[edit]
Multimodal Classification of Alzheimer’s Disease by Combining Facial and Eye-Tracking Data
Proceedings of the 4th Machine Learning for Health Symposium, PMLR 259:219-232, 2025.
Abstract
In recent years, there has been growing interest in developing a non-invasive tool for detecting Alzheimer’s Disease (AD). Previous studies have shown that a single modality such as speech or eye-tracking (ET) data can be effective for classifying AD patients from healthy individuals. However, understanding the role of other modalities, and especially the integration of facial analysis with ET for enhancing dementia classification, remains under-explored. In this paper, we investigate whether we can leverage facial patterns in AD patients by building on EMOTION-FAN—a deep learning model initially developed for recognizing seven distinct human emotions, now fine-tuned for our facial analysis tasks. We also explore the efficacy of leveraging multimodal information by combining the results from the facial and ET data through a late fusion technique.
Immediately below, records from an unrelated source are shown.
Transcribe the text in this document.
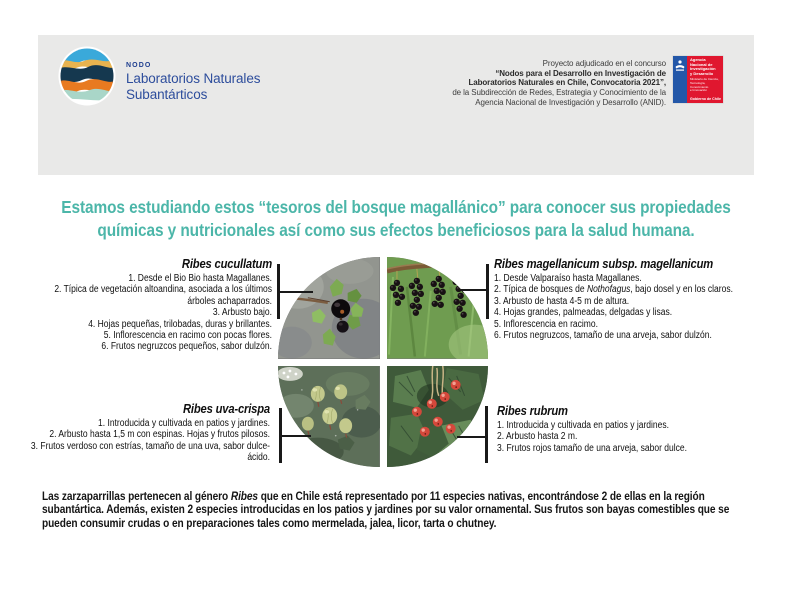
NODO
Laboratorios Naturales
Subantárticos
Proyecto adjudicado en el concurso
“Nodos para el Desarrollo en Investigación de
Laboratorios Naturales en Chile, Convocatoria 2021”,
de la Subdirección de Redes, Estrategia y Conocimiento de la
Agencia Nacional de Investigación y Desarrollo (ANID).
Agencia
Nacional de
Investigación
y Desarrollo
Ministerio de Ciencia,
Tecnología, Conocimiento
e Innovación
Gobierno de Chile
Estamos estudiando estos “tesoros del bosque magallánico” para conocer sus propiedades
químicas y nutricionales así como sus efectos beneficiosos para la salud humana.
Ribes cucullatum
1. Desde el Bio Bio hasta Magallanes.
2. Típica de vegetación altoandina, asociada a los últimos árboles achaparrados.
3. Arbusto bajo.
4. Hojas pequeñas, trilobadas, duras y brillantes.
5. Inflorescencia en racimo con pocas flores.
6. Frutos negruzcos pequeños, sabor dulzón.
Ribes magellanicum subsp. magellanicum
1. Desde Valparaíso hasta Magallanes.
2. Típica de bosques de Nothofagus, bajo dosel y en los claros.
3. Arbusto de hasta 4-5 m de altura.
4. Hojas grandes, palmeadas, delgadas y lisas.
5. Inflorescencia en racimo.
6. Frutos negruzcos, tamaño de una arveja, sabor dulzón.
Ribes uva-crispa
1. Introducida y cultivada en patios y jardines.
2. Arbusto hasta 1,5 m con espinas. Hojas y frutos pilosos.
3. Frutos verdoso con estrías, tamaño de una uva, sabor dulce-ácido.
Ribes rubrum
1. Introducida y cultivada en patios y jardines.
2. Arbusto hasta 2 m.
3. Frutos rojos tamaño de una arveja, sabor dulce.
Las zarzaparrillas pertenecen al género Ribes que en Chile está representado por 11 especies nativas, encontrándose 2 de ellas en la región subantártica. Además, existen 2 especies introducidas en los patios y jardines por su valor ornamental. Sus frutos son bayas comestibles que se pueden consumir crudas o en preparaciones tales como mermelada, jalea, licor, tarta o chutney.
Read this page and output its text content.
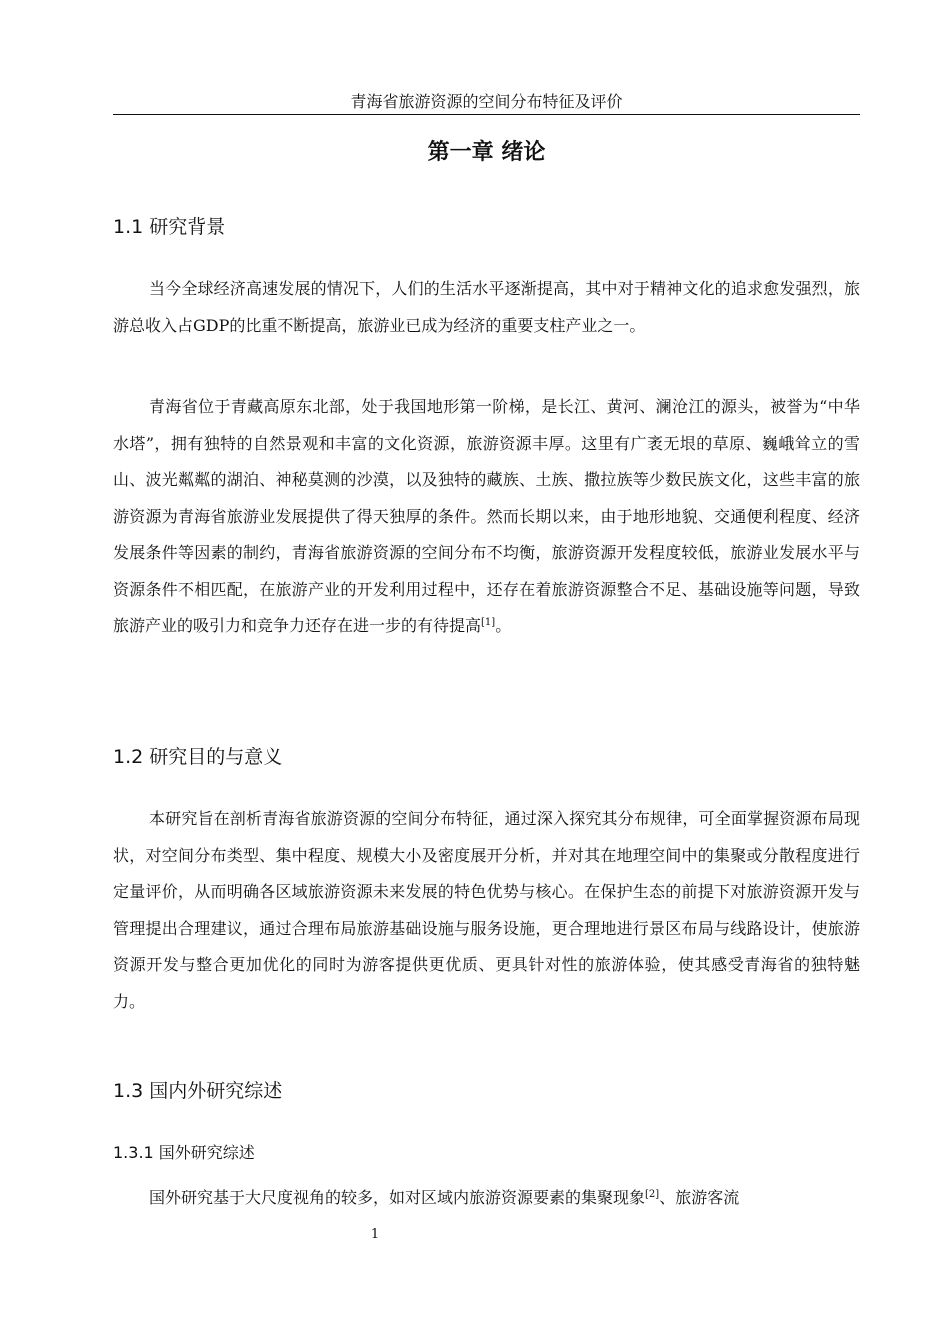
青海省旅游资源的空间分布特征及评价
第一章 绪论
1.1 研究背景

当今全球经济高速发展的情况下，人们的生活水平逐渐提高，其中对于精神文化的追求愈发强烈，旅游总收入占GDP的比重不断提高，旅游业已成为经济的重要支柱产业之一。

青海省位于青藏高原东北部，处于我国地形第一阶梯，是长江、黄河、澜沧江的源头，被誉为“中华水塔”，拥有独特的自然景观和丰富的文化资源，旅游资源丰厚。这里有广袤无垠的草原、巍峨耸立的雪山、波光粼粼的湖泊、神秘莫测的沙漠，以及独特的藏族、土族、撒拉族等少数民族文化，这些丰富的旅游资源为青海省旅游业发展提供了得天独厚的条件。然而长期以来，由于地形地貌、交通便利程度、经济发展条件等因素的制约，青海省旅游资源的空间分布不均衡，旅游资源开发程度较低，旅游业发展水平与资源条件不相匹配，在旅游产业的开发利用过程中，还存在着旅游资源整合不足、基础设施等问题，导致旅游产业的吸引力和竞争力还存在进一步的有待提高[1]。

1.2 研究目的与意义

本研究旨在剖析青海省旅游资源的空间分布特征，通过深入探究其分布规律，可全面掌握资源布局现状，对空间分布类型、集中程度、规模大小及密度展开分析，并对其在地理空间中的集聚或分散程度进行定量评价，从而明确各区域旅游资源未来发展的特色优势与核心。在保护生态的前提下对旅游资源开发与管理提出合理建议，通过合理布局旅游基础设施与服务设施，更合理地进行景区布局与线路设计，使旅游资源开发与整合更加优化的同时为游客提供更优质、更具针对性的旅游体验，使其感受青海省的独特魅力。

1.3 国内外研究综述
1.3.1 国外研究综述

国外研究基于大尺度视角的较多，如对区域内旅游资源要素的集聚现象[2]、旅游客流

1
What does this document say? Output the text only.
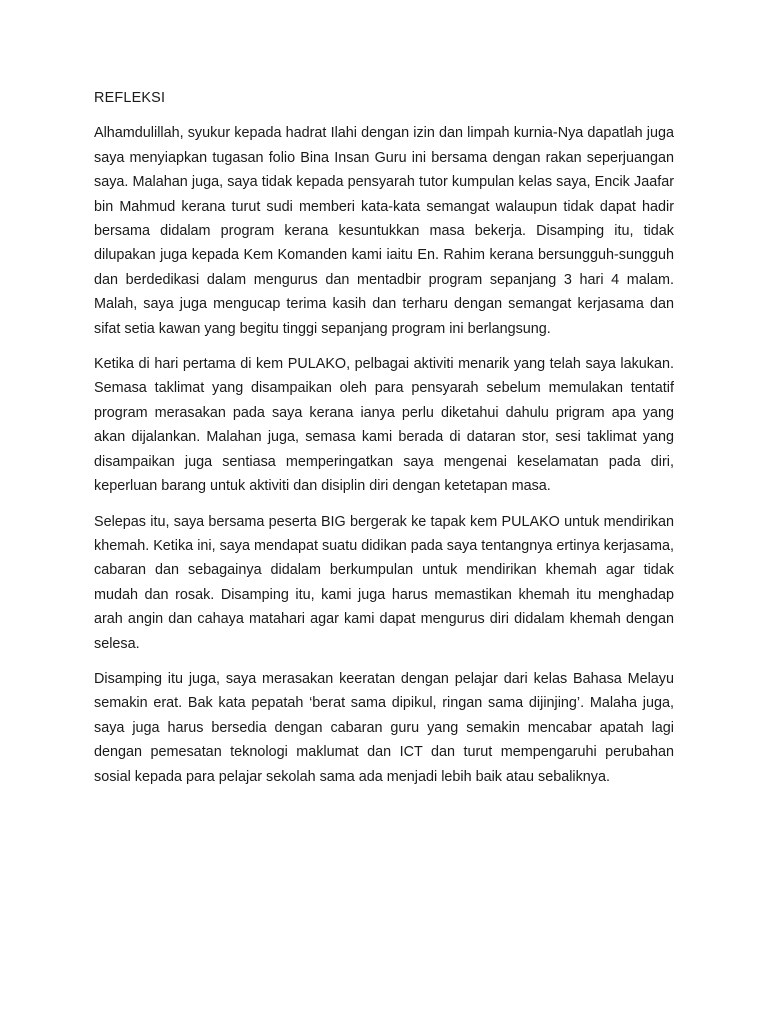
REFLEKSI

Alhamdulillah, syukur kepada hadrat Ilahi dengan izin dan limpah kurnia-Nya dapatlah juga saya menyiapkan tugasan folio Bina Insan Guru ini bersama dengan rakan seperjuangan saya. Malahan juga, saya tidak kepada pensyarah tutor kumpulan kelas saya, Encik Jaafar bin Mahmud kerana turut sudi memberi kata-kata semangat walaupun tidak dapat hadir bersama didalam program kerana kesuntukkan masa bekerja. Disamping itu, tidak dilupakan juga kepada Kem Komanden kami iaitu En. Rahim kerana bersungguh-sungguh dan berdedikasi dalam mengurus dan mentadbir program sepanjang 3 hari 4 malam. Malah, saya juga mengucap terima kasih dan terharu dengan semangat kerjasama dan sifat setia kawan yang begitu tinggi sepanjang program ini berlangsung.

Ketika di hari pertama di kem PULAKO, pelbagai aktiviti menarik yang telah saya lakukan. Semasa taklimat yang disampaikan oleh para pensyarah sebelum memulakan tentatif program merasakan pada saya kerana ianya perlu diketahui dahulu prigram apa yang akan dijalankan. Malahan juga, semasa kami berada di dataran stor, sesi taklimat yang disampaikan juga sentiasa memperingatkan saya mengenai keselamatan pada diri, keperluan barang untuk aktiviti dan disiplin diri dengan ketetapan masa.

Selepas itu, saya bersama peserta BIG bergerak ke tapak kem PULAKO untuk mendirikan khemah. Ketika ini, saya mendapat suatu didikan pada saya tentangnya ertinya kerjasama, cabaran dan sebagainya didalam berkumpulan untuk mendirikan khemah agar tidak mudah dan rosak. Disamping itu, kami juga harus memastikan khemah itu menghadap arah angin dan cahaya matahari agar kami dapat mengurus diri didalam khemah dengan selesa.

Disamping itu juga, saya merasakan keeratan dengan pelajar dari kelas Bahasa Melayu semakin erat. Bak kata pepatah ‘berat sama dipikul, ringan sama dijinjing’. Malaha juga, saya juga harus bersedia dengan cabaran guru yang semakin mencabar apatah lagi dengan pemesatan teknologi maklumat dan ICT dan turut mempengaruhi perubahan sosial kepada para pelajar sekolah sama ada menjadi lebih baik atau sebaliknya.
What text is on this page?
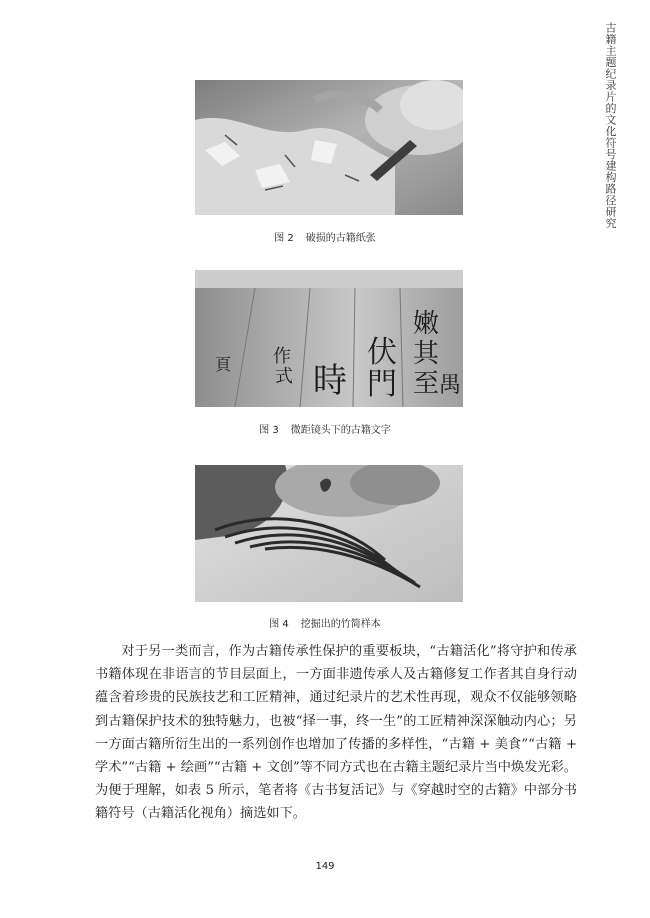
古籍主题纪录片的文化符号建构路径研究
图 2 破损的古籍纸张
時
伏
門
嫩
其
至 禺
作
式
頁
图 3 微距镜头下的古籍文字
图 4 挖掘出的竹简样本

对于另一类而言，作为古籍传承性保护的重要板块，“古籍活化”将守护和传承书籍体现在非语言的节目层面上，一方面非遗传承人及古籍修复工作者其自身行动蕴含着珍贵的民族技艺和工匠精神，通过纪录片的艺术性再现，观众不仅能够领略到古籍保护技术的独特魅力，也被“择一事，终一生”的工匠精神深深触动内心；另一方面古籍所衍生出的一系列创作也增加了传播的多样性，“古籍 + 美食”“古籍 + 学术”“古籍 + 绘画”“古籍 + 文创”等不同方式也在古籍主题纪录片当中焕发光彩。为便于理解，如表 5 所示，笔者将《古书复活记》与《穿越时空的古籍》中部分书籍符号（古籍活化视角）摘选如下。

149
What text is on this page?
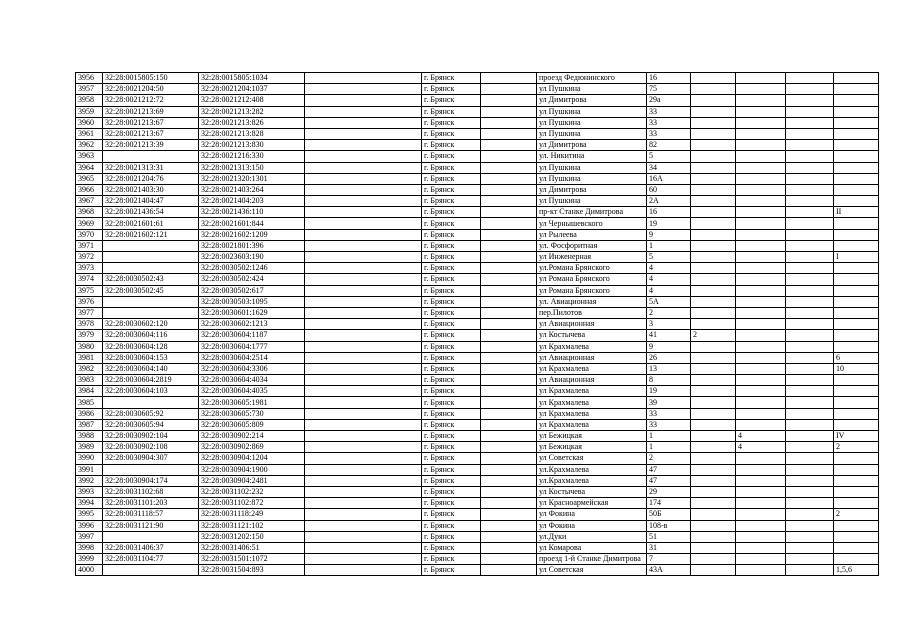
3956	32:28:0015805:150	32:28:0015805:1034		г. Брянск		проезд Федюнинского	16				
3957	32:28:0021204:50	32:28:0021204:1037		г. Брянск		ул Пушкина	75				
3958	32:28:0021212:72	32:28:0021212:408		г. Брянск		ул Димитрова	29а				
3959	32:28:0021213:69	32:28:0021213:282		г. Брянск		ул Пушкина	33				
3960	32:28:0021213:67	32:28:0021213:826		г. Брянск		ул Пушкина	33				
3961	32:28:0021213:67	32:28:0021213:828		г. Брянск		ул Пушкина	33				
3962	32:28:0021213:39	32:28:0021213:830		г. Брянск		ул Димитрова	82				
3963		32:28:0021216:330		г. Брянск		ул. Никитина	5				
3964	32:28:0021313:31	32:28:0021313:150		г. Брянск		ул Пушкина	34				
3965	32:28:0021204:76	32:28:0021320:1301		г. Брянск		ул Пушкина	16А				
3966	32:28:0021403:30	32:28:0021403:264		г. Брянск		ул Димитрова	60				
3967	32:28:0021404:47	32:28:0021404:203		г. Брянск		ул Пушкина	2А				
3968	32:28:0021436:54	32:28:0021436:110		г. Брянск		пр-кт Станке Димитрова	16				II
3969	32:28:0021601:61	32:28:0021601:844		г. Брянск		ул Чернышевского	19				
3970	32:28:0021602:121	32:28:0021602:1209		г. Брянск		ул Рылеева	9				
3971		32:28:0021801:396		г. Брянск		ул. Фосфоритная	1				
3972		32:28:0023603:190		г. Брянск		ул Инженерная	5				I
3973		32:28:0030502:1246		г. Брянск		ул.Романа Брянского	4				
3974	32:28:0030502:43	32:28:0030502:424		г. Брянск		ул Романа Брянского	4				
3975	32:28:0030502:45	32:28:0030502:617		г. Брянск		ул Романа Брянского	4				
3976		32:28:0030503:1095		г. Брянск		ул. Авиационная	5А				
3977		32:28:0030601:1629		г. Брянск		пер.Пилотов	2				
3978	32:28:0030602:120	32:28:0030602:1213		г. Брянск		ул Авиационная	3				
3979	32:28:0030604:116	32:28:0030604:1187		г. Брянск		ул Костычева	41	2			
3980	32:28:0030604:128	32:28:0030604:1777		г. Брянск		ул Крахмалева	9				
3981	32:28:0030604:153	32:28:0030604:2514		г. Брянск		ул Авиационная	26				6
3982	32:28:0030604:140	32:28:0030604:3306		г. Брянск		ул Крахмалева	13				10
3983	32:28:0030604:2819	32:28:0030604:4034		г. Брянск		ул Авиационная	8				
3984	32:28:0030604:103	32:28:0030604:4035		г. Брянск		ул Крахмалева	19				
3985		32:28:0030605:1981		г. Брянск		ул Крахмалева	39				
3986	32:28:0030605:92	32:28:0030605:730		г. Брянск		ул Крахмалева	33				
3987	32:28:0030605:94	32:28:0030605:809		г. Брянск		ул Крахмалева	33				
3988	32:28:0030902:104	32:28:0030902:214		г. Брянск		ул Бежицкая	1		4		IV
3989	32:28:0030902:108	32:28:0030902:869		г. Брянск		ул Бежицкая	1		4		2
3990	32:28:0030904:307	32:28:0030904:1204		г. Брянск		ул Советская	2				
3991		32:28:0030904:1900		г. Брянск		ул.Крахмалева	47				
3992	32:28:0030904:174	32:28:0030904:2481		г. Брянск		ул.Крахмалева	47				
3993	32:28:0031102:68	32:28:0031102:232		г. Брянск		ул Костычева	29				
3994	32:28:0031101:203	32:28:0031102:872		г. Брянск		ул Красноармейская	174				
3995	32:28:0031118:57	32:28:0031118:249		г. Брянск		ул Фокина	50Б				2
3996	32:28:0031121:90	32:28:0031121:102		г. Брянск		ул Фокина	108-в				
3997		32:28:0031202:150		г. Брянск		ул.Дуки	51				
3998	32:28:0031406:37	32:28:0031406:51		г. Брянск		ул Комарова	31				
3999	32:28:0031104:77	32:28:0031501:1072		г. Брянск		проезд 1-й Станке Димитрова	7				
4000		32:28:0031504:893		г. Брянск		ул Советская	43А				1,5,6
Specifically, our approach uses a neural classifier to learn from raw ET data (VTNet) alongside the fine-tuned EMOTION-FAN model that learns from the facial data. Experimental results show that facial data gives superior results than ET data. Notably, we obtain higher scores when both modalities are combined, providing strong evidence that integrating multimodal data benefits performance on this task.